Frank Horvat : Whereas photography depends on the intensity of the moment. I have great admiration for people like Munkasci, who worked with large format cameras, which allowed them to make only one photo in a given situation. He could never give himself a second chance.
Joseph Koudelka : You may be right. But I am the product of a different era. If I couldn’t shoot lots of photos, I would not be the photographer that I am. Still, the cost of film has often been a problem. At times, to save money, I had to work with remainders of movie-film, and even to buy film that was stolen. But when I have only three rolls of film left in my bag, I panic.
Frank Horvat : I understand that. Sometimes I shoot fifteen rolls in two hours, just for a studio portrait. But that does not keep me from feeling that each sitting is a unique event, which can never be repeated.
Joseph Koudelka : When I wake up in the morning, and I feel good, I tell myself: “Today may be the last day of my life.” That is my sense of urgency. But I keep wondering about what you just said, that I am a conscience. People have told me that. People much younger than myself have told me: “I would like to work as you do.”
Frank Horvat : Only they don’t.
Joseph Koudelka : Perhaps because they have an idea of me that doesn’t correspond to reality. When I left Czechoslovakia, I used to live on milk, bread and potatoes. It became something I was known for. So much that once, at the home of some friends in Holland, whom I was visiting, they put in front of me a plate of potatoes, while they treated themselves to goulash. I don’t want to be the slave of my legend!
Frank Horvat : You refuse to be the slave of money, the slave of your legend… Are you the slave of something?
Joseph Koudelka : I am the slave of my mind. I travel alone, I sleep outdoors. Even when I get a lift in someone’s car, I separate myself from that person in the morning, and only join up again in the evening. When I arrived in the West, I didn’t speak the local languages, so even when I had the money I didn’t know how to get served in a restaurant. I’m still unable to write French, I feel like an immigrant worker. I have spent much of my time by myself, with the result that I’m stuck with certain ideas, that may not always fit with reality. I am the slave of these ideas.
Frank Horvat : But don’t you think that the real slavery is the one that we choose? Being a slave to money, as I am, is to some extent the result of a choice. The limits of your mind may be something that you have chosen.

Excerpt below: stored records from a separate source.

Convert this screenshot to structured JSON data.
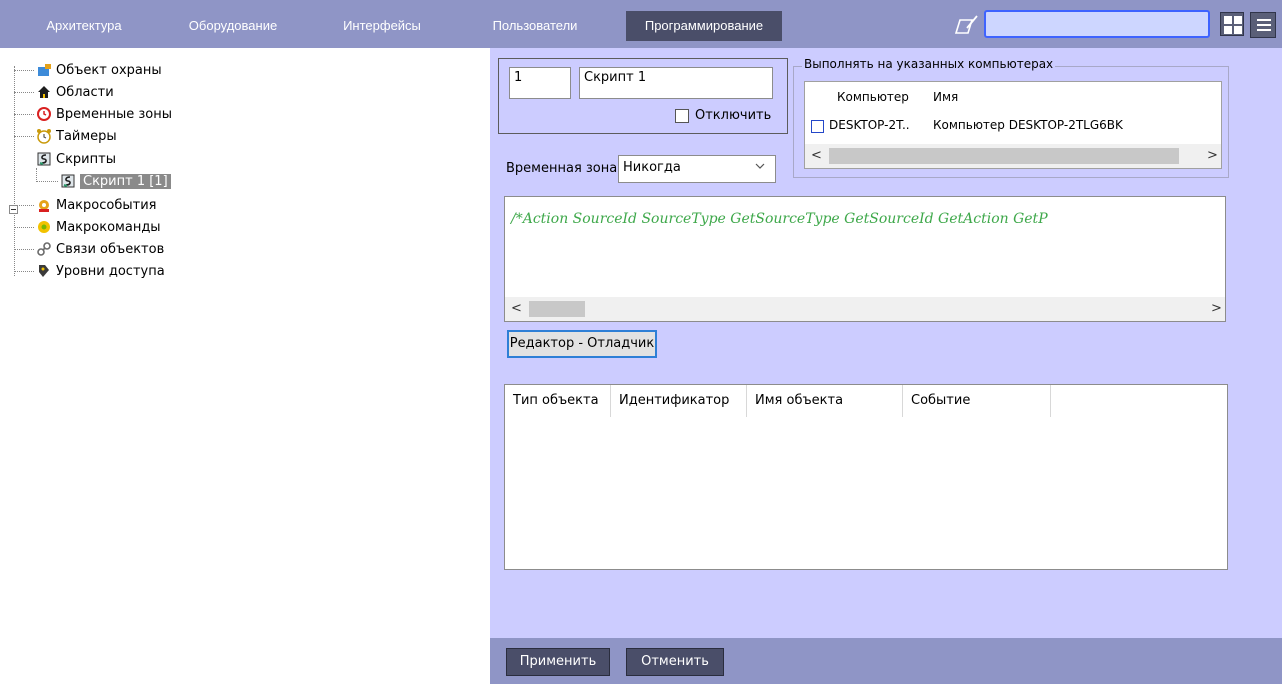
{
  "tabs": [
    {
      "label": "Архитектура"
    },
    {
      "label": "Оборудование"
    },
    {
      "label": "Интерфейсы"
    },
    {
      "label": "Пользователи"
    },
    {
      "label": "Программирование",
      "active": true
    }
  ],
  "toolbar": {
    "search_value": ""
  },
  "tree": {
    "items": [
      {
        "label": "Объект охраны",
        "icon": "shield-object-icon"
      },
      {
        "label": "Области",
        "icon": "house-icon"
      },
      {
        "label": "Временные зоны",
        "icon": "clock-icon"
      },
      {
        "label": "Таймеры",
        "icon": "alarm-clock-icon"
      },
      {
        "label": "Скрипты",
        "icon": "script-icon"
      },
      {
        "label": "Скрипт 1 [1]",
        "icon": "script-icon",
        "selected": true
      },
      {
        "label": "Макрособытия",
        "icon": "macro-event-icon"
      },
      {
        "label": "Макрокоманды",
        "icon": "macro-command-icon"
      },
      {
        "label": "Связи объектов",
        "icon": "link-icon"
      },
      {
        "label": "Уровни доступа",
        "icon": "access-level-icon"
      }
    ]
  },
  "script": {
    "id": "1",
    "name": "Скрипт 1",
    "disable_label": "Отключить",
    "disabled": false
  },
  "computers": {
    "title": "Выполнять на указанных компьютерах",
    "columns": [
      "Компьютер",
      "Имя"
    ],
    "rows": [
      {
        "computer": "DESKTOP-2T..",
        "name": "Компьютер DESKTOP-2TLG6BK",
        "checked": false
      }
    ]
  },
  "timezone": {
    "label": "Временная зона",
    "value": "Никогда"
  },
  "code": {
    "text": "/*Action SourceId SourceType GetSourceType GetSourceId GetAction GetP"
  },
  "debugger_button": "Редактор - Отладчик",
  "events_table": {
    "columns": [
      "Тип объекта",
      "Идентификатор",
      "Имя объекта",
      "Событие"
    ]
  },
  "footer": {
    "apply": "Применить",
    "cancel": "Отменить"
  },
  "colors": {
    "tabbar": "#8f95c6",
    "active_tab": "#4a4e69",
    "panel": "#ccccff",
    "code_text": "#3ea84a",
    "search_border": "#3e63ff"
  }
}
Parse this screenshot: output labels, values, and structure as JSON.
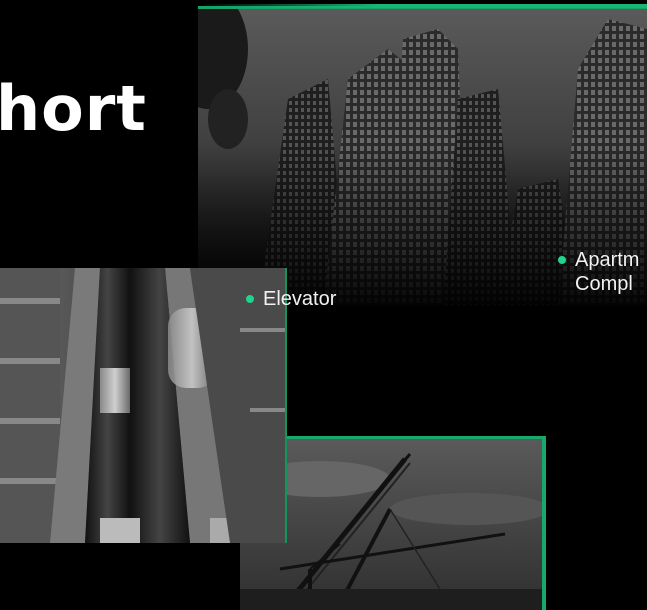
{
  "title": "hort",
  "captions": {
    "elevator": "Elevator",
    "apartment_line1": "Apartm",
    "apartment_line2": "Compl"
  },
  "colors": {
    "accent": "#1fd48c",
    "frame_border": "#17a86b",
    "background": "#000000"
  },
  "images": [
    {
      "name": "apartment-buildings-photo"
    },
    {
      "name": "elevator-photo"
    },
    {
      "name": "construction-cranes-photo"
    }
  ]
}
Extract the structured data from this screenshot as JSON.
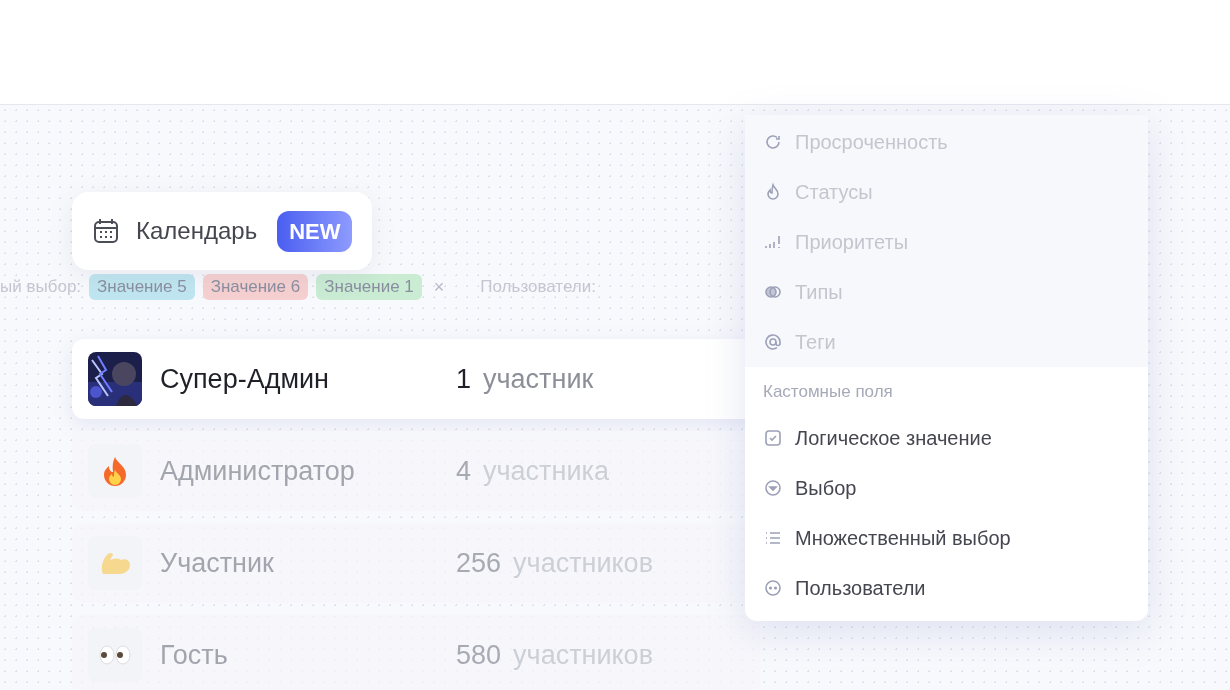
{
  "calendar_card": {
    "label": "Календарь",
    "badge": "NEW"
  },
  "filter_bar": {
    "label": "ый выбор:",
    "tags": [
      {
        "text": "Значение 5",
        "color": "#bfe6f0"
      },
      {
        "text": "Значение 6",
        "color": "#f6d0d0"
      },
      {
        "text": "Значение 1",
        "color": "#c9ecd3"
      }
    ],
    "clear": "×",
    "next_label": "Пользователи:"
  },
  "roles": [
    {
      "kind": "picture",
      "name": "Супер-Админ",
      "count": "1",
      "unit": "участник",
      "selected": true
    },
    {
      "kind": "fire",
      "name": "Администратор",
      "count": "4",
      "unit": "участника",
      "selected": false
    },
    {
      "kind": "arm",
      "name": "Участник",
      "count": "256",
      "unit": "участников",
      "selected": false
    },
    {
      "kind": "eyes",
      "name": "Гость",
      "count": "580",
      "unit": "участников",
      "selected": false
    }
  ],
  "menu": {
    "items": [
      {
        "kind": "overdue",
        "label": "Просроченность",
        "disabled": true
      },
      {
        "kind": "status",
        "label": "Статусы",
        "disabled": true
      },
      {
        "kind": "priority",
        "label": "Приоритеты",
        "disabled": true
      },
      {
        "kind": "type",
        "label": "Типы",
        "disabled": true
      },
      {
        "kind": "tag",
        "label": "Теги",
        "disabled": true
      }
    ],
    "section_title": "Кастомные поля",
    "custom_items": [
      {
        "kind": "boolean",
        "label": "Логическое значение",
        "disabled": false
      },
      {
        "kind": "select",
        "label": "Выбор",
        "disabled": false
      },
      {
        "kind": "multiselect",
        "label": "Множественный выбор",
        "disabled": false
      },
      {
        "kind": "users",
        "label": "Пользователи",
        "disabled": false
      }
    ]
  }
}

Joseph Koudelka : I was born with this mind. It comes from someone who was there before me. But in a certain sense, I chose to be as I am, and it is to this degree that I do not feel it as slavery. It may seem slavery to others, who see me from outside-but for me it’s freedom. Which doesn’t mean that it couldn’t change: now I’m the father of a little girl, and I have to earn money like everyone else. I am fifty years old, it’s the time of reckoning. I have done what I wanted, now I have to make good use of the time and energy that are left. Look: all these files contain my contact sheets – which doesn’t mean that they contain many good photos, only that I have done a lot of work. It will take years to really look at all that. Even if I fall ill, or if I am immobilized for some other reason, there is plenty of work to be done.